Betraying the SIV applicants, says Ackerman, is a “betrayal of our values. We could expedite the visa process. But the administration just wants the SIVs to go away, allowing infinitesimal numbers in.”
The numbers certainly support that conclusion.
The State Department estimates as many as 160,000 Afghan allies along with immediate family members are eligible for SIVs, according to a Politico report. The eligible group — including military translators, left-behind embassy staff, staff for USAID projects and techies who helped U.S. contractors — doesn’t even include the many thousands more judges, prosecutors, women’s rights activists, and journalists who worked on U.S.-funded projects but aren’t eligible for SIVs.
Yet State Department flights — which the Taliban still allow to depart from Kabul Airport — evacuate only around 350 Afghans weekly; all evacuees must have SIV applications that are in the final stages of processing. They are flown to Doha in Qatar for final processing before admission to the U.S.
That leaves untold thousands of Afghans under severe Taliban threat because they were closely associated with Americans; their names are often on electronic employment lists that the Taliban retrieved.
One example: a family I’ve been trying to help who is headed by a leading Afghan judge with stellar credentials and a recommendation by a U.S. general he worked with. The general’s support has not accelerated his case.
The Taliban is searching for the jurist, so he and his family are living in hiding, the children unable to go to school, and the family fearful even to go outside to shop for food.
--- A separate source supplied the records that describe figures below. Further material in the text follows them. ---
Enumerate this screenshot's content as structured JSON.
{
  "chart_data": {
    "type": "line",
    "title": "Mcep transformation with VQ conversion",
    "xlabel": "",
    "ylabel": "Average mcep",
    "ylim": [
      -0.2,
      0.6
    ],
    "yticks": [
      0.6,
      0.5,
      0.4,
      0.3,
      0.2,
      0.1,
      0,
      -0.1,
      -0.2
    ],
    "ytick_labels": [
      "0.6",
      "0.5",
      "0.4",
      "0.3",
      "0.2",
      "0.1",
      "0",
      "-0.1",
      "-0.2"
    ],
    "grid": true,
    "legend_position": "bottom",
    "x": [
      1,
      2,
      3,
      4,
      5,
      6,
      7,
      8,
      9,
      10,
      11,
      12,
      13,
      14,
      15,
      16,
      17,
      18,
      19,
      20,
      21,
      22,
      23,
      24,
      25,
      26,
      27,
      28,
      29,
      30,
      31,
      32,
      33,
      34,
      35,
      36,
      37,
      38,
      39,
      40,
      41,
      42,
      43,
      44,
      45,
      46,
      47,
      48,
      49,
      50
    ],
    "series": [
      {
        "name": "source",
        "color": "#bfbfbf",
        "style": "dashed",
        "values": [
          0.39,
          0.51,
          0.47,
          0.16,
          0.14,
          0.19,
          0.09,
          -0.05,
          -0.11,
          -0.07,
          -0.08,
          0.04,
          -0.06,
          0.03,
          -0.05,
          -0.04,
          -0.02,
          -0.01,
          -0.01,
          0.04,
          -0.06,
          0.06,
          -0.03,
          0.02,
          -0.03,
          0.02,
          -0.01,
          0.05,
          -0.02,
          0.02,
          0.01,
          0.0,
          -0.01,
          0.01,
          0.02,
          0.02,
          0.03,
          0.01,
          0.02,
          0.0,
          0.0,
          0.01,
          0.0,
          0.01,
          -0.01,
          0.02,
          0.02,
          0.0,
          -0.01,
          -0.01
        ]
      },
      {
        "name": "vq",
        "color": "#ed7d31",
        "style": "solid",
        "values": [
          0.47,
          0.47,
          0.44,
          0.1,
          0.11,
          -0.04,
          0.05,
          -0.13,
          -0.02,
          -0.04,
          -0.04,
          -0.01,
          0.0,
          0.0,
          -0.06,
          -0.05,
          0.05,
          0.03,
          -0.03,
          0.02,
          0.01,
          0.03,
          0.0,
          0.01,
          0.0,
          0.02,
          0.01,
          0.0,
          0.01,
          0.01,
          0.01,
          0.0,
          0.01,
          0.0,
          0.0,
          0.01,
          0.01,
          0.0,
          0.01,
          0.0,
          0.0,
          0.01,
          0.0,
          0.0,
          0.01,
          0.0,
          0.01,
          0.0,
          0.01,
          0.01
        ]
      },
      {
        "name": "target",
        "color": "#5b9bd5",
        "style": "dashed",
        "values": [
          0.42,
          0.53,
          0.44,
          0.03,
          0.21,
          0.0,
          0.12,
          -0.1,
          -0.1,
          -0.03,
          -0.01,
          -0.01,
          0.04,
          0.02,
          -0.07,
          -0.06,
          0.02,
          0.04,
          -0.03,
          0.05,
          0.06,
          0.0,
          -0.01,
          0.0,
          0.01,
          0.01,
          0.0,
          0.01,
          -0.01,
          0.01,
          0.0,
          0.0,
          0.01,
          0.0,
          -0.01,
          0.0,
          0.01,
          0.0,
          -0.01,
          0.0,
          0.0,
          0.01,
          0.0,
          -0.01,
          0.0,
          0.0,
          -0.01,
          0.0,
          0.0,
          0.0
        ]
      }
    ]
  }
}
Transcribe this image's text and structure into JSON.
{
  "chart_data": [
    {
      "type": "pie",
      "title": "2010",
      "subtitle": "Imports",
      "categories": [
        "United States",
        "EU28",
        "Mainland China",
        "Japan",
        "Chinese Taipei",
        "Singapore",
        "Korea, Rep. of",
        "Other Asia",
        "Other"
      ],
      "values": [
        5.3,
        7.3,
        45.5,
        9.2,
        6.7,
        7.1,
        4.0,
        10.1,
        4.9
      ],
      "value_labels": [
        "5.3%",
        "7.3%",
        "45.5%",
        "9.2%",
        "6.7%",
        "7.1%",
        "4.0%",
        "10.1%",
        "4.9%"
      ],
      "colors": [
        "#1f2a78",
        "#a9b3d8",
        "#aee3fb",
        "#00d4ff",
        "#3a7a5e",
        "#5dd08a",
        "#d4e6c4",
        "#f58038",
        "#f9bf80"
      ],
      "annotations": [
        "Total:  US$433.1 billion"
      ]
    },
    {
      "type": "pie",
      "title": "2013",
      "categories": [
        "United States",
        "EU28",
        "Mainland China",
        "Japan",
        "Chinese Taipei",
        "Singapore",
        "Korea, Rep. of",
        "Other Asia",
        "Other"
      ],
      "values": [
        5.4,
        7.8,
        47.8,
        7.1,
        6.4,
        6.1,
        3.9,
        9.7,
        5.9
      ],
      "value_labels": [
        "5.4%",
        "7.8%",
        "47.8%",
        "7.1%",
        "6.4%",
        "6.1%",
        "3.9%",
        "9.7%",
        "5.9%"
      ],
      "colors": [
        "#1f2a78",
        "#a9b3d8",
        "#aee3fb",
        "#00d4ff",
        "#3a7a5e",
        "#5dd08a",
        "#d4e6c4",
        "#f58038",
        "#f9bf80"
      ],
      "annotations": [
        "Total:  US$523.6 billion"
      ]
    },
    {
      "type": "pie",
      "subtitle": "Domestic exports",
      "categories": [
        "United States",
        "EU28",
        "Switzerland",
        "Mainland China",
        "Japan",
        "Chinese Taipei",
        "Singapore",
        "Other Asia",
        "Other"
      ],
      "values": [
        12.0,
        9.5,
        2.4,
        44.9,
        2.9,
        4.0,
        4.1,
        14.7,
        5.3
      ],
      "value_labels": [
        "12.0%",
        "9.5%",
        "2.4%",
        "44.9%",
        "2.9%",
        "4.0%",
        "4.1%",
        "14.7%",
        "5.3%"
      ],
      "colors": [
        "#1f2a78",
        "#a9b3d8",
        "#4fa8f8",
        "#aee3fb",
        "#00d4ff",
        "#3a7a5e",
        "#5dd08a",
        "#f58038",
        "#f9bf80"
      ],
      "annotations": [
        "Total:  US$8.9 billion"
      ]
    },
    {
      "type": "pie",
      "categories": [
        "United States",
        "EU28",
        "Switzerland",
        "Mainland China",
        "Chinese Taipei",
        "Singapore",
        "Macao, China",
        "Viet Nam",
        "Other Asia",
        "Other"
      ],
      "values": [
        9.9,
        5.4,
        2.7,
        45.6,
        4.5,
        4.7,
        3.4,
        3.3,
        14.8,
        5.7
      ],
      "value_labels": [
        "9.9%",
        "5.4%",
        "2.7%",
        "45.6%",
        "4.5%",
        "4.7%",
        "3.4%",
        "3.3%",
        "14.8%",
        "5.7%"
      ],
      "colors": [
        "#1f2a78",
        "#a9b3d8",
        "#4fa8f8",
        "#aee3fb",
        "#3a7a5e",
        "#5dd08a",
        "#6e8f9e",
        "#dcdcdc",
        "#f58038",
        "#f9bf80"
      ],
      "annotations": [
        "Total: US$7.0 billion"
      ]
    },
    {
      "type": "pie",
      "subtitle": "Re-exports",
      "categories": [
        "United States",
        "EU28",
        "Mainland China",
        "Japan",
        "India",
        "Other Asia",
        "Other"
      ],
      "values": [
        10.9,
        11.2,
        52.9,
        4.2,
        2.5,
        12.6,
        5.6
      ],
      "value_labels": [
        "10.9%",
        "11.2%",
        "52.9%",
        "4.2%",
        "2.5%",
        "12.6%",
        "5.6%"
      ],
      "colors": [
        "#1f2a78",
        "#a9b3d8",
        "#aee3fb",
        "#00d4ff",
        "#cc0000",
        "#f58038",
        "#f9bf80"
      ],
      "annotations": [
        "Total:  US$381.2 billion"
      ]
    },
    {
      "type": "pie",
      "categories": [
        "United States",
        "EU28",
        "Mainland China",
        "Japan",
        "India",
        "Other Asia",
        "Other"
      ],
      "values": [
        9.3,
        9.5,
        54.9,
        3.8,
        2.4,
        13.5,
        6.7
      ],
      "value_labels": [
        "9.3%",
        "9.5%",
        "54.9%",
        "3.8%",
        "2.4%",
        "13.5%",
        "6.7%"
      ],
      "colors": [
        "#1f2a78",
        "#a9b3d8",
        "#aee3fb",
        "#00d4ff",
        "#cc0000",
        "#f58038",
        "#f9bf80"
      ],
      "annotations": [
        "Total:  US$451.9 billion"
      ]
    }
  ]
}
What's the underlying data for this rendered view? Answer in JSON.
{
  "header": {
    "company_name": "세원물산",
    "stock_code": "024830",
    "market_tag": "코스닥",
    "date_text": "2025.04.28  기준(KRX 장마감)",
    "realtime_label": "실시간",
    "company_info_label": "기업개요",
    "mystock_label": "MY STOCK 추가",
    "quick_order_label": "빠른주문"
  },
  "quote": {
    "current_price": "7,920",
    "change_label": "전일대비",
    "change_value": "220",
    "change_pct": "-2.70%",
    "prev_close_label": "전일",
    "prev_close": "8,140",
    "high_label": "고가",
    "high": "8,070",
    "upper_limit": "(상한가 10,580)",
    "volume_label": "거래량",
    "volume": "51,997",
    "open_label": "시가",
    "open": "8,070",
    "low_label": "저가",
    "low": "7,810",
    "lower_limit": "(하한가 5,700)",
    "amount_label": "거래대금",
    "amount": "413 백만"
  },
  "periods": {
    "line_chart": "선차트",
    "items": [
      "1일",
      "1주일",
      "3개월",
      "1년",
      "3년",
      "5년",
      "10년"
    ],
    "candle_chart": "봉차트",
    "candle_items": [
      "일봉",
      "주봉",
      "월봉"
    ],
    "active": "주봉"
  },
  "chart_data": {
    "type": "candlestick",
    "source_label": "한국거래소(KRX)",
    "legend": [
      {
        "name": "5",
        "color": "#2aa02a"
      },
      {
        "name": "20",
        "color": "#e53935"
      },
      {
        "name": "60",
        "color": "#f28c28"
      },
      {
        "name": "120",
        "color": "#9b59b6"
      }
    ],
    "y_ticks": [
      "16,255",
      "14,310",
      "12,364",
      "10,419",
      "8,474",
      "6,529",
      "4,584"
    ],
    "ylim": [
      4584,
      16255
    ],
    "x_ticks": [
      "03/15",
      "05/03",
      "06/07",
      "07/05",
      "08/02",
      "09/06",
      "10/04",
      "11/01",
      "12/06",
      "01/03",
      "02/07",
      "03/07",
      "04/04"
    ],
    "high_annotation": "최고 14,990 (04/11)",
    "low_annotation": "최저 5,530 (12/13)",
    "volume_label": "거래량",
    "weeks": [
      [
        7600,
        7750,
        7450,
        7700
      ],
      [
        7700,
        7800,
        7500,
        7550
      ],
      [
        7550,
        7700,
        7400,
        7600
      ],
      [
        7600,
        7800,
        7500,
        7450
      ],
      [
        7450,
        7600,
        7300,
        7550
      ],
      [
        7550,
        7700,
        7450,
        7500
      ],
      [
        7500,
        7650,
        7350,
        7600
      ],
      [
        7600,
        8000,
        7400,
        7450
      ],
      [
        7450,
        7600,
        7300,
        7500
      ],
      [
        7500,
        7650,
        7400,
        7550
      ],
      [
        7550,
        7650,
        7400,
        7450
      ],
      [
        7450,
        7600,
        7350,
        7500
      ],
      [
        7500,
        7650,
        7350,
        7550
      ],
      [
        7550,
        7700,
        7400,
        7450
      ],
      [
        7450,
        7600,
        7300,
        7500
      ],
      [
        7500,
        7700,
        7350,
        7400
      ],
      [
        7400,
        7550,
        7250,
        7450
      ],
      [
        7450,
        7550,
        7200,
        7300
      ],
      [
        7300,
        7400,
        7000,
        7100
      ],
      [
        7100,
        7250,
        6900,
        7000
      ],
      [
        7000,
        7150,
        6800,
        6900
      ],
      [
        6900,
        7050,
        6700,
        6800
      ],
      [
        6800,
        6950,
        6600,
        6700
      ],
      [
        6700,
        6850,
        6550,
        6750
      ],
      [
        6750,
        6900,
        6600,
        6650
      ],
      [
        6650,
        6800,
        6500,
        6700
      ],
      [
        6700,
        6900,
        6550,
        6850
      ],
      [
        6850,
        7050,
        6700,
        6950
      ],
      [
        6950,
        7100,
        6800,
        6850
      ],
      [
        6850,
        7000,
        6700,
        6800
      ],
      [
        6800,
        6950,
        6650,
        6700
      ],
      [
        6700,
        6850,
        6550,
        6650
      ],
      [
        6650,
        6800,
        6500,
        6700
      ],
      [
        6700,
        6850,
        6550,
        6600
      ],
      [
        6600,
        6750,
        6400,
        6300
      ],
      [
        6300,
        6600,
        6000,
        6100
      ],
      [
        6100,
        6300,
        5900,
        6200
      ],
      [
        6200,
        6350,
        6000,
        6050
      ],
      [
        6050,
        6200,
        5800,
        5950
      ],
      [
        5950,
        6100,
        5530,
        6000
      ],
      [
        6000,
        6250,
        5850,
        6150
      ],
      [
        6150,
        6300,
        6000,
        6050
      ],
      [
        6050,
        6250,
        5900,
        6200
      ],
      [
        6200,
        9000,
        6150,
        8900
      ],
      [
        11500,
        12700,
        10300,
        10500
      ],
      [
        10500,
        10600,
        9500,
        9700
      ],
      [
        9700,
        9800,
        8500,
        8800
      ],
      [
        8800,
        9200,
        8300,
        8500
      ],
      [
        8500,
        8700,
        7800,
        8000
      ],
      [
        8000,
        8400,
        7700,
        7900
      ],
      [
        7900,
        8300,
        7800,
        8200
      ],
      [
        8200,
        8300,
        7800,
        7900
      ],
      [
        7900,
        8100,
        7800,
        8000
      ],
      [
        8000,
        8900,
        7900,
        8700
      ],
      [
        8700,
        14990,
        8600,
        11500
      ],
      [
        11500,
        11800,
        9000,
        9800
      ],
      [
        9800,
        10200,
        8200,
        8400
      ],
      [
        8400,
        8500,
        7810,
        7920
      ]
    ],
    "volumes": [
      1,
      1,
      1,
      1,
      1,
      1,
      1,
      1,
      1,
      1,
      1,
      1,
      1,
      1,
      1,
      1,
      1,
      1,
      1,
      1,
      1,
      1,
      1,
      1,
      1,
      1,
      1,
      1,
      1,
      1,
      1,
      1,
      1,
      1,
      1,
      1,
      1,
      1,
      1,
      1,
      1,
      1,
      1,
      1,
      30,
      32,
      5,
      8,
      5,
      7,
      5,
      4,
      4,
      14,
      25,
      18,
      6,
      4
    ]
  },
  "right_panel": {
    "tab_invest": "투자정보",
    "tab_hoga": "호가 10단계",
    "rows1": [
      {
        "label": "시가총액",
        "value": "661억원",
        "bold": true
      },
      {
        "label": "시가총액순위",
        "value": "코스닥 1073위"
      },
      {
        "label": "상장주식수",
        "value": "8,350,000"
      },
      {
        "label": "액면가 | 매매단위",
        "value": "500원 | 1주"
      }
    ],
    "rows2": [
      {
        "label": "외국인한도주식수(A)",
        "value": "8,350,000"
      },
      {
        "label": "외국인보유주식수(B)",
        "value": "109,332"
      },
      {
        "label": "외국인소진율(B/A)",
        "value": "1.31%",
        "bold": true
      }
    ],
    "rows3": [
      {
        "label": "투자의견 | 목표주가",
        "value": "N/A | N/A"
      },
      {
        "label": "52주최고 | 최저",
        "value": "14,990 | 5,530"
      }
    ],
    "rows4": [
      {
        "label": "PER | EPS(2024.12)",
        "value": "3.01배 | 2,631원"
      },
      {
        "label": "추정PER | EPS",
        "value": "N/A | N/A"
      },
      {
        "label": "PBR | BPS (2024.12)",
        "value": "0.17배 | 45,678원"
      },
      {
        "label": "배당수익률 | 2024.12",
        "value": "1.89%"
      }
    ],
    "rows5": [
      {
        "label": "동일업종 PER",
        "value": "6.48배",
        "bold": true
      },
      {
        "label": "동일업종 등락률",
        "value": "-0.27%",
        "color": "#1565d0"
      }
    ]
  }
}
Their money is running out. Three family members are SIV-eligible, including a women’s rights activist, yet they are all only at the beginning of the visa process. The family is in such danger that I cannot use their names.
Another option that should be available to the jurist’s family — which is now being used to expedite the arrival of Ukrainian refugees — is humanitarian parole status, which waives normal visa requirements and allows a temporary stay in the United States. Under this option, Ukrainians fleeing the Russian invasion can remain in the U.S. for two years if sponsored by relatives or other U.S. citizens.
“In the Ukrainian case,” I was told by Adam Bates, a lawyer with the International Refugees Assistance Program, “the administration did workarounds to let previously unknown Ukrainians enter in weeks. Why not let known Afghans in?” If sponsors were needed, many U.S. veterans could be found to host their former Afghan translators while they waited for SIV approvals.
Yet according to Moulton, of around 45,000 Afghan applications for humanitarian parole, 2,500 have been considered and denied, and only around 270 conditionally approved.
The different treatment of Ukrainians and Afghans can’t be attributed simply to red tape in processing the latter.
True, there is a pressing need to simplify the overly complex SIV process, and to increase the number of processing personnel, but nothing will truly change without specific direction from the White House.
“When you look at how fast the Ukrainian situation was put in operation,” said Bates, “I don’t know how you can justify the Afghan situation. There is a lack of will to get this done coming from the White House.”
“The Ukrainian situation shows what happens when the administration is truly committed to processing admissions,” Bates said. “Where there is a will, there is a way.”